A feasible sequential linear equation method for inequality constrained optimization

Abstract

In this paper, by means of the concept of the working set, which is an estimate of the active set, we propose a feasible sequential linear equation algorithm for solving inequality constrained optimization problems. At each iteration of the proposed algorithm, we first solve one system of linear equations with a coefficient matrix of size m × m (where m is the number of constraints) to compute the working set; we then solve a subproblem which consists of four reduced systems of linear equations with a common coefficient matrix. Unlike existing QP-free algorithms, the subproblem is concerned with only the constraints corresponding to the working set.
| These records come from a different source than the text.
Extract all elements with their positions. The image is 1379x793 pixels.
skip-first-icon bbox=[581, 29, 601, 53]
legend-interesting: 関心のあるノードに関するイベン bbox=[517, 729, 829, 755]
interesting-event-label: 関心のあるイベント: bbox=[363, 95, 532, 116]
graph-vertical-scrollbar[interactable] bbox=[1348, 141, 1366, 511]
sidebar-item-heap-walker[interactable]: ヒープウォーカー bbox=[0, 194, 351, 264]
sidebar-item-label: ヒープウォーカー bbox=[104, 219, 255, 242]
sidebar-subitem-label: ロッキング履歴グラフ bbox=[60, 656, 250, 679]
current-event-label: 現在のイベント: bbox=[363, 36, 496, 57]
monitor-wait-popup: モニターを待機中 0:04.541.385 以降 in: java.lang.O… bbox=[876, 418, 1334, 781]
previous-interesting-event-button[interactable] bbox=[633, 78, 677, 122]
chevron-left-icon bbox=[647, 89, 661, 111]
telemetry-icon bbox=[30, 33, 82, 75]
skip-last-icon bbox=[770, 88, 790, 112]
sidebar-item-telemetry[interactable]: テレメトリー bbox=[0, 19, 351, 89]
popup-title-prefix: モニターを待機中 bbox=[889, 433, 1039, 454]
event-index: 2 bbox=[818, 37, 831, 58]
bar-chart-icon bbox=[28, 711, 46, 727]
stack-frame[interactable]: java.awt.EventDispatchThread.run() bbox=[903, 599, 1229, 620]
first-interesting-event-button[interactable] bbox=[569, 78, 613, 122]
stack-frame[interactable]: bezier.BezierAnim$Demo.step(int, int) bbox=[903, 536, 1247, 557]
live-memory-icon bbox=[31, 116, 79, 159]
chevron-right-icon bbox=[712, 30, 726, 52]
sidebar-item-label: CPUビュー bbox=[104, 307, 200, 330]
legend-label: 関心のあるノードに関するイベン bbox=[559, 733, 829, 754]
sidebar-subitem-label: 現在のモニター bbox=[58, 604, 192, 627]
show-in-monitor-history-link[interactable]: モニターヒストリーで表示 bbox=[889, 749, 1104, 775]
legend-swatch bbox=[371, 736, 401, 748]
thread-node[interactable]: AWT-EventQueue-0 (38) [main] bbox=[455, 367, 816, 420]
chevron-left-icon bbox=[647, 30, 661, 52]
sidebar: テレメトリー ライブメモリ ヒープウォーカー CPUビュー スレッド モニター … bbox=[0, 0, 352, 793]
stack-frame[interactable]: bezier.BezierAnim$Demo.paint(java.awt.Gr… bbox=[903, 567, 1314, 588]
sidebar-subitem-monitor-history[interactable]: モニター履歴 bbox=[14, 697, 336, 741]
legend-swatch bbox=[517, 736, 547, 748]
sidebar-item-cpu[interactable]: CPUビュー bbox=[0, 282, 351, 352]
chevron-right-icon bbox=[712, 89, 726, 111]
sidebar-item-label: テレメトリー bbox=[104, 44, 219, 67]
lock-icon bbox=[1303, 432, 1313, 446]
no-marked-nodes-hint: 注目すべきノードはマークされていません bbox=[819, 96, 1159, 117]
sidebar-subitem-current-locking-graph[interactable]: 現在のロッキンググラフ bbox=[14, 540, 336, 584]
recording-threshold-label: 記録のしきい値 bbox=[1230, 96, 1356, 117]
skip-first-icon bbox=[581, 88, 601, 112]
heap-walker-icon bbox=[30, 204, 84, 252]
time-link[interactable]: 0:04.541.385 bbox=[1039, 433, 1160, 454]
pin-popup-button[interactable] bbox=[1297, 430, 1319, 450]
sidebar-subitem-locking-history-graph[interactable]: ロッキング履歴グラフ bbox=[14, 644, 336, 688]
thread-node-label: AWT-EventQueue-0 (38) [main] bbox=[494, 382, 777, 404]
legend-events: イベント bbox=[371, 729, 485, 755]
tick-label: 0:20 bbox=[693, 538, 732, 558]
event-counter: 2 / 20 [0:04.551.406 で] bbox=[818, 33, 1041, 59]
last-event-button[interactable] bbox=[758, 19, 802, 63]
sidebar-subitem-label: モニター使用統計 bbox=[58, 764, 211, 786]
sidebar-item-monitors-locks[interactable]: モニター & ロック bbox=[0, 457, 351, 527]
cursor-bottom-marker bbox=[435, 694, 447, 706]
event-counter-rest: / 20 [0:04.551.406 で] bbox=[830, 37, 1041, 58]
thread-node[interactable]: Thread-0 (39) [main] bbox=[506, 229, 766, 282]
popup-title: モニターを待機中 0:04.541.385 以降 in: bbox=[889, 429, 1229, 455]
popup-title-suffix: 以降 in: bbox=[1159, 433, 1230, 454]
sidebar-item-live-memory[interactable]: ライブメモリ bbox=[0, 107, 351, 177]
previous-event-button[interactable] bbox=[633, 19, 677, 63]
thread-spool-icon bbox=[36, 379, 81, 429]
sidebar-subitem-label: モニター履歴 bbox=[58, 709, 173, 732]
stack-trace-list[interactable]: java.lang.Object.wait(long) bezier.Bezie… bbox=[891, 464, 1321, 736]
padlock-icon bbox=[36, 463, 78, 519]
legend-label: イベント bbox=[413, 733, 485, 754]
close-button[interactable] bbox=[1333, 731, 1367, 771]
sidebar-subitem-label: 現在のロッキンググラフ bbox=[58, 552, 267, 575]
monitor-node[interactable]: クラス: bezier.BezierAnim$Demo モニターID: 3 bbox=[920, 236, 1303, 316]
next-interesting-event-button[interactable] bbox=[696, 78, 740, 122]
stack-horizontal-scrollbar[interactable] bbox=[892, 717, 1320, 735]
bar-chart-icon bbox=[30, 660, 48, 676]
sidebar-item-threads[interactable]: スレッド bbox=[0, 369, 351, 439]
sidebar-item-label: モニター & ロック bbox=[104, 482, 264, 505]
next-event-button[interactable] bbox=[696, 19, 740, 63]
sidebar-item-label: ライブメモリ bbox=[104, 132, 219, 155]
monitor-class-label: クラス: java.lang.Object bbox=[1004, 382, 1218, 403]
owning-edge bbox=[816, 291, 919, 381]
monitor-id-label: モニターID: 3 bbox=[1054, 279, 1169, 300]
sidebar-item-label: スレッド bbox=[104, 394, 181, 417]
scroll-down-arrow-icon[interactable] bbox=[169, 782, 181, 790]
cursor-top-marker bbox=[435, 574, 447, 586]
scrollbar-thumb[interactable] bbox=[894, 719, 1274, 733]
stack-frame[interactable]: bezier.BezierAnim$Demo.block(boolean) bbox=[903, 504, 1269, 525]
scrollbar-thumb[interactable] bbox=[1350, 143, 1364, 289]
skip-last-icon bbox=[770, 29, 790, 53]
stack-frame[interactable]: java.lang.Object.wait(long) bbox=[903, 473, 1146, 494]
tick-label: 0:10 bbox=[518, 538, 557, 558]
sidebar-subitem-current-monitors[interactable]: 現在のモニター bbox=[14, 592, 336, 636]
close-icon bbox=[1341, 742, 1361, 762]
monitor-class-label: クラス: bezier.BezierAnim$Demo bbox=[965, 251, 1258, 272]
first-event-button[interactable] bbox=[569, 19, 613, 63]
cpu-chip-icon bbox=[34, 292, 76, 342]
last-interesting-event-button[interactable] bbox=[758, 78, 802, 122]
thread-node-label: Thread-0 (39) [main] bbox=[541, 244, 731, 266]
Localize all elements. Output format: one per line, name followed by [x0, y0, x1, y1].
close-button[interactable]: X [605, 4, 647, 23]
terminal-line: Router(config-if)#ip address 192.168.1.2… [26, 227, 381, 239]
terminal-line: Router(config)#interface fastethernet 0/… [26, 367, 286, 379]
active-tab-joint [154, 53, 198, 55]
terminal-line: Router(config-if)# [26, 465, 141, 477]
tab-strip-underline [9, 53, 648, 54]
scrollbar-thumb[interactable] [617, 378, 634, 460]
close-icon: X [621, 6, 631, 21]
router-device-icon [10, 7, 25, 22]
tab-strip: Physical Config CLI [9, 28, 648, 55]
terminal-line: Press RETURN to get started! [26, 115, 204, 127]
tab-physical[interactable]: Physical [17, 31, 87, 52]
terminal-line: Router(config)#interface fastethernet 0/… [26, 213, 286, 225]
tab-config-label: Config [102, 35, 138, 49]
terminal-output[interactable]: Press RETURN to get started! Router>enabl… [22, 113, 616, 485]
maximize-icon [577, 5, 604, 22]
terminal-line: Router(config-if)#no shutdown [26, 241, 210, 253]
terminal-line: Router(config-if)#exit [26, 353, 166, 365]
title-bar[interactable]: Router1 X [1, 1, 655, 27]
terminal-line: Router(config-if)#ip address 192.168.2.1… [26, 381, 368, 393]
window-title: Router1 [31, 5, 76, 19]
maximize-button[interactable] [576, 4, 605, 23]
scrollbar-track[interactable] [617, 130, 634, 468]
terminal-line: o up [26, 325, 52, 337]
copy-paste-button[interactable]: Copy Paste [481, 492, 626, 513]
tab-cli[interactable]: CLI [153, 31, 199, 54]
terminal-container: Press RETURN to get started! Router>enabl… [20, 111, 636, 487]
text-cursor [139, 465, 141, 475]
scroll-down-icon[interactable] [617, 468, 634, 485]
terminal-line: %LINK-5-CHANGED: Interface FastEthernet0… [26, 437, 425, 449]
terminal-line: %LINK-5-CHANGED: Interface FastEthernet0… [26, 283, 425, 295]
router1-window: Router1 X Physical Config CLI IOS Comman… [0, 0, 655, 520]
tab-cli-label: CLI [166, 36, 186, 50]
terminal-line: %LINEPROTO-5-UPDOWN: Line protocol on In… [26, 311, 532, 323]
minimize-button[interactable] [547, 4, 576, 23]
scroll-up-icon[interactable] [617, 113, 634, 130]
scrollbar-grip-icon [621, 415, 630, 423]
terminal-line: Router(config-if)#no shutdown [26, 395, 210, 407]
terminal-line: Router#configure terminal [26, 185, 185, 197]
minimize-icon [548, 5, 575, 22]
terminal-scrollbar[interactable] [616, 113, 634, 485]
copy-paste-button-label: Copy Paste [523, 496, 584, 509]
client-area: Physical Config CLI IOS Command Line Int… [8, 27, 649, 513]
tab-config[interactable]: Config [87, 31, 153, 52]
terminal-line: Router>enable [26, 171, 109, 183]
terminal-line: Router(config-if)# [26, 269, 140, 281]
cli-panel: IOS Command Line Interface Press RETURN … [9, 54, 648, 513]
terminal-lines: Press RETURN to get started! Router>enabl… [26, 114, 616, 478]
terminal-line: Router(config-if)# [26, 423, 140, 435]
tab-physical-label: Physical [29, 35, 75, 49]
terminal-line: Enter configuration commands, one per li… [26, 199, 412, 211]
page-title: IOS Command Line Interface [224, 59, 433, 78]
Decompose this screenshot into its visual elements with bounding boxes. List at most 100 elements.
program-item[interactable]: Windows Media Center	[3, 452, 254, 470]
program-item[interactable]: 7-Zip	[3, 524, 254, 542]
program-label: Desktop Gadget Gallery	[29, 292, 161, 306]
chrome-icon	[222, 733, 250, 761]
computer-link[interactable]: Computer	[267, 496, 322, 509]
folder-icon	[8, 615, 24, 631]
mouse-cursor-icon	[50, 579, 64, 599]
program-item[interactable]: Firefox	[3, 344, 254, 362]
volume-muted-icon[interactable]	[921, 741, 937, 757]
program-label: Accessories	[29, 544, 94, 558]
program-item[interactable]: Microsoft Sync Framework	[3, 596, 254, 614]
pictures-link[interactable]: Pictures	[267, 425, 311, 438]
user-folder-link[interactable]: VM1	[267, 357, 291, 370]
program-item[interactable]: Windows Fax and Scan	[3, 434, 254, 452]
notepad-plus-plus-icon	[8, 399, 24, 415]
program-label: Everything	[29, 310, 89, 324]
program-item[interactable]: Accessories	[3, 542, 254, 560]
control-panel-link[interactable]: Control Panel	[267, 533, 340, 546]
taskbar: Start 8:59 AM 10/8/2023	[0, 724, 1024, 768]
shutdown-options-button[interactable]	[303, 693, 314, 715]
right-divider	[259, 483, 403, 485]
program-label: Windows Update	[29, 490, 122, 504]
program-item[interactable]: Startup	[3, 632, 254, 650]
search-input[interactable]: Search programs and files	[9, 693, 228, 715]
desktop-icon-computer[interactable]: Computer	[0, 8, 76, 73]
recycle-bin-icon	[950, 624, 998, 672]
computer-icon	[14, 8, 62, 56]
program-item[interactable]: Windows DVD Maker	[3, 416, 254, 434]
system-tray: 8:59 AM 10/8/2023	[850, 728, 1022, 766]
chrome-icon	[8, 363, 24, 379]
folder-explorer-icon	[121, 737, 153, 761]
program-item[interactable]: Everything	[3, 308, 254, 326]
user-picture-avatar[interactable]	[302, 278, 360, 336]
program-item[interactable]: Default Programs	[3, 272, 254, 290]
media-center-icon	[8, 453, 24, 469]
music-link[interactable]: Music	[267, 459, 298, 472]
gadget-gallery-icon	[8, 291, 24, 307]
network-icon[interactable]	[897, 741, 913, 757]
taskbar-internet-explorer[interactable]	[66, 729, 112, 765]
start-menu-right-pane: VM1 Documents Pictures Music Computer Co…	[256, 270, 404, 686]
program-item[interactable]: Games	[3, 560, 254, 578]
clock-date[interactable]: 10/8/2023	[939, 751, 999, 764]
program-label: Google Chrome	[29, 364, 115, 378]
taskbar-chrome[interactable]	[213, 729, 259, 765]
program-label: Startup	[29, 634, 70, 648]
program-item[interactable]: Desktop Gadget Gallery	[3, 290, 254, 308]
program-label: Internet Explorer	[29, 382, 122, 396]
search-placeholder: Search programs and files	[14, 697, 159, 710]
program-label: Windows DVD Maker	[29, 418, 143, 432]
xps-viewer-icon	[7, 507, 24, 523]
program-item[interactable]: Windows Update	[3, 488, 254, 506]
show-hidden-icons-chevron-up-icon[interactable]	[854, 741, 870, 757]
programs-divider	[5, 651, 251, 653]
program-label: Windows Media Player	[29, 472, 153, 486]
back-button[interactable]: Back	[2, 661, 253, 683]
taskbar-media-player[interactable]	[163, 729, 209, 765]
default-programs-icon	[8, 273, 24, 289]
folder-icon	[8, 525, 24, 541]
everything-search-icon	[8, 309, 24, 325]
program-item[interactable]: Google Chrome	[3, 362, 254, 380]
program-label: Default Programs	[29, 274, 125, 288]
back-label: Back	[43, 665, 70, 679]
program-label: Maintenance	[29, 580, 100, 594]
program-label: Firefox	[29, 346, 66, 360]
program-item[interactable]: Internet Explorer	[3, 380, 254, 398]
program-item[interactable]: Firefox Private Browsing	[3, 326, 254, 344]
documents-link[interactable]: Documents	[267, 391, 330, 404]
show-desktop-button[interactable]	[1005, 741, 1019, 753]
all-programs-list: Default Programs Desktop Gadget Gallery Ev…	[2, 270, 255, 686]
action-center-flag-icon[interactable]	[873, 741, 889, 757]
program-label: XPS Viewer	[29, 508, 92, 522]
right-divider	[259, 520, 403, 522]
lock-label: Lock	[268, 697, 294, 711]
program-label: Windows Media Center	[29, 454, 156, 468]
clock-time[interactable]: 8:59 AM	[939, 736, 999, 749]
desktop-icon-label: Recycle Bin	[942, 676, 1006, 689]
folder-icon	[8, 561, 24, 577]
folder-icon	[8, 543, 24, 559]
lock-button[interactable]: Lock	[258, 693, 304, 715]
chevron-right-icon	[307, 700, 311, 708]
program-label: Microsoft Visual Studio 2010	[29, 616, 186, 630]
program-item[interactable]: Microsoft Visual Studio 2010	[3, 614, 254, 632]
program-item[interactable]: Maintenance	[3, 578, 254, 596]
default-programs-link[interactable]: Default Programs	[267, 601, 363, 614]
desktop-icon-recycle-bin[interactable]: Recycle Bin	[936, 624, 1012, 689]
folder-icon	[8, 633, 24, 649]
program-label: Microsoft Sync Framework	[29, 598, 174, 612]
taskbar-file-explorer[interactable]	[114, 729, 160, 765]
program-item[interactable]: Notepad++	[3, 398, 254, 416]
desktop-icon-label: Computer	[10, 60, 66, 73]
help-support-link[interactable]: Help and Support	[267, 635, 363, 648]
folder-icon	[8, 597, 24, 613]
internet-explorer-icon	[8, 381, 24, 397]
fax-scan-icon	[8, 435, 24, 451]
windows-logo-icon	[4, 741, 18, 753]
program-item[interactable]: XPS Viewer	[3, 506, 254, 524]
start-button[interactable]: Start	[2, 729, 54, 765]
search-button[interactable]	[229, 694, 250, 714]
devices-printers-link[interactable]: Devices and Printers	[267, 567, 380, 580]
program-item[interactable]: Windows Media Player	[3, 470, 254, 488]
The constraints not in the working set are neglected. Consequently, the dimension of each subproblem is not of full dimension. Without assuming the isolatedness of the stationary points, we prove that every accumulation point of the sequence generated by the proposed algorithm is a KKT point of the problem. Moreover, after finitely many iterations, the working set becomes independent of the iterates and is essentially the same as the active set of the KKT point. In other words, after finitely many steps, only those constraints which are active at the solution will be involved in the subproblem. Under some additional conditions, we show that the convergence rate is two-step superlinear or even Q-superlinear. We also report some preliminary numerical experiments to show that the proposed algorithm is practicable and effective for the test problems.